There is **team behavior**: how PRs get reviewed, how incidents are run, what we promise specific accounts.

There is **policy behavior**: what we never log, where data must stay, what counts as a refundable failure.

And there is the layer this post is about: **product behavior** — what the running software must continue to do.

All three are durable. All three are mostly implicit. I'm focused on product behavior because it is the most verifiable: you can check whether running code matches a behavior contract.

---

## Why the labs aren't building a portable behavior layer

The labs are building workflow orchestration because that's where the demos look most impressive — and where enterprise budget already exists.

But workflow orchestration without a behavior contract is guardrails without a target. The agent runs *somewhere*, but it doesn't know *what it's supposed to do*. So it does what it's been doing for two years: it does something plausible, hopes the human didn't notice, and quietly pushes the team's actual product intent further from what's running in production.

You feel this when an AI assistant "fixes" a bug by removing an edge case that turns out to have been intentional. You feel it when an agent ships a feature that technically passes review but contradicts a soft rule three people in the room would have caught. You feel it most when a new hire — human or agent — restarts the same investigation a previous teammate already finished, because nothing durable captured the answer.

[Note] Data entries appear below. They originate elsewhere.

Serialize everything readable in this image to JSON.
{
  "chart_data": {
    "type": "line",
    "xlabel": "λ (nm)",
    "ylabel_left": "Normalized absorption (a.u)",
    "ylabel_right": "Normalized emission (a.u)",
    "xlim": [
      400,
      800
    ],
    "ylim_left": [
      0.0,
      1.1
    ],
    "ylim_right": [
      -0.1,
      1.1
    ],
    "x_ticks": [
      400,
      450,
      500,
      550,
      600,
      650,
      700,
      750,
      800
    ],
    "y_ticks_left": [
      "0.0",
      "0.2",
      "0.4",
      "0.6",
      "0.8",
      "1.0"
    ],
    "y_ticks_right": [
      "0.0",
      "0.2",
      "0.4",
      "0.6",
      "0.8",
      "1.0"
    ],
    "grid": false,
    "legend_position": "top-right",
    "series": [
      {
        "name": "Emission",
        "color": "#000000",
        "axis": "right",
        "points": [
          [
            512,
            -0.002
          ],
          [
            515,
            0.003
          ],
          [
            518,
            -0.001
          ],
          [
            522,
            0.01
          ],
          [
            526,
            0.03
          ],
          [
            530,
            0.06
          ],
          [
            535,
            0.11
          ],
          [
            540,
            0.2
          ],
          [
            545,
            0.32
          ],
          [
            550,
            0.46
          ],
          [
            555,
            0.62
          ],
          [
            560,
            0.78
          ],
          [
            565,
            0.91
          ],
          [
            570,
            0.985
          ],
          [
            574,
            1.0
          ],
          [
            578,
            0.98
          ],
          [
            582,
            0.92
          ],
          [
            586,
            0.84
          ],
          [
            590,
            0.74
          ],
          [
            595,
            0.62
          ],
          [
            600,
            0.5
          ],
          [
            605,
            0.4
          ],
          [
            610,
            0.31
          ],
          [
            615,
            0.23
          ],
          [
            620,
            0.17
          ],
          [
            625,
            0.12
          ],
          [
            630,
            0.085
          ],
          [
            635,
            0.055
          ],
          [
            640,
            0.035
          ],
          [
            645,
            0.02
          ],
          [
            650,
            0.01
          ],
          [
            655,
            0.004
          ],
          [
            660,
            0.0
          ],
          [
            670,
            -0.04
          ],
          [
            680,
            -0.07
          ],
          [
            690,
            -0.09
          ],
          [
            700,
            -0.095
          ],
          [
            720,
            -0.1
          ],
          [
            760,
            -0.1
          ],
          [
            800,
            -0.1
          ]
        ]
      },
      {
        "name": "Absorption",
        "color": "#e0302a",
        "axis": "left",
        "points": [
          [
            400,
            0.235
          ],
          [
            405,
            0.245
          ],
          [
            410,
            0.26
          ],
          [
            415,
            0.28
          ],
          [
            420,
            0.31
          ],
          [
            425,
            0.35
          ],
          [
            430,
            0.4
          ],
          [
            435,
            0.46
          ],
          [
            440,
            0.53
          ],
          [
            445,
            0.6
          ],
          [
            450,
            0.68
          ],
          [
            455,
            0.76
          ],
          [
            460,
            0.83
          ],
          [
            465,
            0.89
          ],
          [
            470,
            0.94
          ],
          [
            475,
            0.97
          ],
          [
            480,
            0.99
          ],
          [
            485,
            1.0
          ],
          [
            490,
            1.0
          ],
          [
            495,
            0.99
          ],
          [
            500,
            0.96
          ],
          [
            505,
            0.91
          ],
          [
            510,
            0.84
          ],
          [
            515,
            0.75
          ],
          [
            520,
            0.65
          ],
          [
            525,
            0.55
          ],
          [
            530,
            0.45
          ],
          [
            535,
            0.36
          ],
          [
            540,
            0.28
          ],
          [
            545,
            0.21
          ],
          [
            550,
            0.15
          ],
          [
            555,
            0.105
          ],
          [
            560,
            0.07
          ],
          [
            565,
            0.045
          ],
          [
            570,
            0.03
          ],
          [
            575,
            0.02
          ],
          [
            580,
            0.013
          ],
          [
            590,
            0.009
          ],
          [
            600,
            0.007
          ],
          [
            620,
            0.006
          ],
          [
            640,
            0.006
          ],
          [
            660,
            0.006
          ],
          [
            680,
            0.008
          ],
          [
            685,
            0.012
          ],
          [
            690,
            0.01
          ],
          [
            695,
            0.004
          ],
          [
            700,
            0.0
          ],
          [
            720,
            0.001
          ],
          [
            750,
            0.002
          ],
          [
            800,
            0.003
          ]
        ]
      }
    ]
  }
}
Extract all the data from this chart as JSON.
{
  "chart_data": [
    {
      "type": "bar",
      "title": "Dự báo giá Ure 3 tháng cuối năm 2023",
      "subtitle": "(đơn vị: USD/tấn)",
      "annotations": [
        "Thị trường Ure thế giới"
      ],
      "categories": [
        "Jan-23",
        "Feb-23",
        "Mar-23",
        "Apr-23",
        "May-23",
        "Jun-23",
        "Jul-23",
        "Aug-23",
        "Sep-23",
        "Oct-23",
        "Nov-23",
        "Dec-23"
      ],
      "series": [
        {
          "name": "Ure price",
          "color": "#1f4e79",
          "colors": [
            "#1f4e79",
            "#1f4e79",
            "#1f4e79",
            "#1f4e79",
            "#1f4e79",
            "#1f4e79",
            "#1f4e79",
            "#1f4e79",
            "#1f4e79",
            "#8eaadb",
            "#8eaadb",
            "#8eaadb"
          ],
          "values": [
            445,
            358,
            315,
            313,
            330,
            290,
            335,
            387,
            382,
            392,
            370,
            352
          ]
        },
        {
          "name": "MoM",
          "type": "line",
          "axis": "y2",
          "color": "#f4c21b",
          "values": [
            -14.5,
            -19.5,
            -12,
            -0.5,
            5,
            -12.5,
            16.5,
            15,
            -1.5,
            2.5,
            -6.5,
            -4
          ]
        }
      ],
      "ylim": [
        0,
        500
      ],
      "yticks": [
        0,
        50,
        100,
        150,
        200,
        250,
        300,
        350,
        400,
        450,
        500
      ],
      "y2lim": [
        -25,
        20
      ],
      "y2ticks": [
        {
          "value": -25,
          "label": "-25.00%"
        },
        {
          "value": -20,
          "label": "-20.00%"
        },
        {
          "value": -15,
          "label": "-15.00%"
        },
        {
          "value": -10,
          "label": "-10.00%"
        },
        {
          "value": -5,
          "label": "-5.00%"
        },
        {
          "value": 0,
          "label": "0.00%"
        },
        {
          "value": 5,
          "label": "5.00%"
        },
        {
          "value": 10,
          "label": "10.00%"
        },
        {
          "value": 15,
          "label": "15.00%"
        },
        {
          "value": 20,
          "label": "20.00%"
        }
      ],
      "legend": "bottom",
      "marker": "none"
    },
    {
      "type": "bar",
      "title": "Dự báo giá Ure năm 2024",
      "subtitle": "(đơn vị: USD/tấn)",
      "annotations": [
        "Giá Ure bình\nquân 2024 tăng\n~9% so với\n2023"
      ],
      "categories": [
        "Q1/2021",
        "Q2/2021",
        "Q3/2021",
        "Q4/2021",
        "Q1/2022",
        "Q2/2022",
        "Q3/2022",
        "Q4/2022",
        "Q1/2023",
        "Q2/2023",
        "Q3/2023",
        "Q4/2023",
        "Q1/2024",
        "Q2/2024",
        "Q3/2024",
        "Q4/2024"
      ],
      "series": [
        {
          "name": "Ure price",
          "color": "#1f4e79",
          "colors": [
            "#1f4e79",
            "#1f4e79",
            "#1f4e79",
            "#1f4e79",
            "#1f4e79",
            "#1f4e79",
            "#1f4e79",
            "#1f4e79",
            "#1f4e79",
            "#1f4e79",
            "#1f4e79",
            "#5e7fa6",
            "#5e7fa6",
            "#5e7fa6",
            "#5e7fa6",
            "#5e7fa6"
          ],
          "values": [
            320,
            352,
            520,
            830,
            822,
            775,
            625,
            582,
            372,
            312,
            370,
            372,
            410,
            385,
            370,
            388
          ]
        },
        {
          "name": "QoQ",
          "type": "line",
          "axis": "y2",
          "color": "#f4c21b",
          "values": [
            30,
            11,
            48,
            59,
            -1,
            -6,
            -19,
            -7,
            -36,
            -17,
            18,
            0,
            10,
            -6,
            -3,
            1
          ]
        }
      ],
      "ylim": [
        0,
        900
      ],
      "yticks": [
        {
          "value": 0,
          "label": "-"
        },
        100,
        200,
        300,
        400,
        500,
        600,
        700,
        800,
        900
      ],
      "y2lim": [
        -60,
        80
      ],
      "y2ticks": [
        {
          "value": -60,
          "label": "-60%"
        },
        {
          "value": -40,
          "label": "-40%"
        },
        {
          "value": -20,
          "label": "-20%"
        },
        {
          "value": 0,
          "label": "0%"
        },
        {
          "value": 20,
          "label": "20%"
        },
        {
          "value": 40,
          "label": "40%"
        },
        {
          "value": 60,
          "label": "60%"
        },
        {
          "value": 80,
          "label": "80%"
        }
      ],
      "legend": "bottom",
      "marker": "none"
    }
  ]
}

Workflow gets faster. Without a behavior layer, *wrongness* gets faster too.

---

## What this means for AI-native teams

You don't need every layer perfect. You need each layer **present**.

Most teams I talk to have:

- **Execution layer:** partial. Telemetry exists. Eval is sometimes wired up. Drift detection is rare.
- **Decisions layer:** partial. Some teams have ADRs. Most don't. Slack is the substrate by default.
- **Behavior layer:** usually empty. There's no artifact that says *what the product must do, in a form an agent can read and a human can argue with.*

The cheapest move in 2026 is to claim the layer the labs aren't going to build for you. The behavior layer is small enough that one person can start it in an afternoon. It's also load-bearing: a behavior contract gives the decisions layer something to anchor against, and gives the execution layer a target to verify.

When a team has an external oracle, the substrate can carry authority. When it doesn't, the behavior contract becomes the closest durable artifact: a reviewed, versioned spec of what the system must continue to do.

You don't have to use any specific tool to do this. You can write a markdown file in your repo today.

But I'd argue you should write *something*. The labs are shipping faster than anyone's product intent can keep up. The team that has a durable, navigable behavior layer is the team whose AI agents stay honest.

---

## Where Stewie fits

[Stewie](https://www.stewie.sh) is a product intelligence workspace built around the behavior layer. The format — `.pbc.md` — is open and lives at [pbc.stewie.sh](https://pbc.stewie.sh). The harder problem we're working on is the part that doesn't fit in a markdown file: keeping a behavior contract aligned as code evolves, as teams rotate, as agents touch parts of the product humans haven't looked at in months.

If you're a CTO, eng lead, or product-minded engineer trying to keep AI assistance honest while you ship faster, that's the missing layer. We're in early beta with design partners.

---

Three layers. Three altitudes. Different builders, different artifacts, same meta-problem: **preserving intent, reasoning, and correctness in AI-accelerated engineering.**

Which of the three is your team weakest at right now?

I'd guess behavior, but I want to be wrong.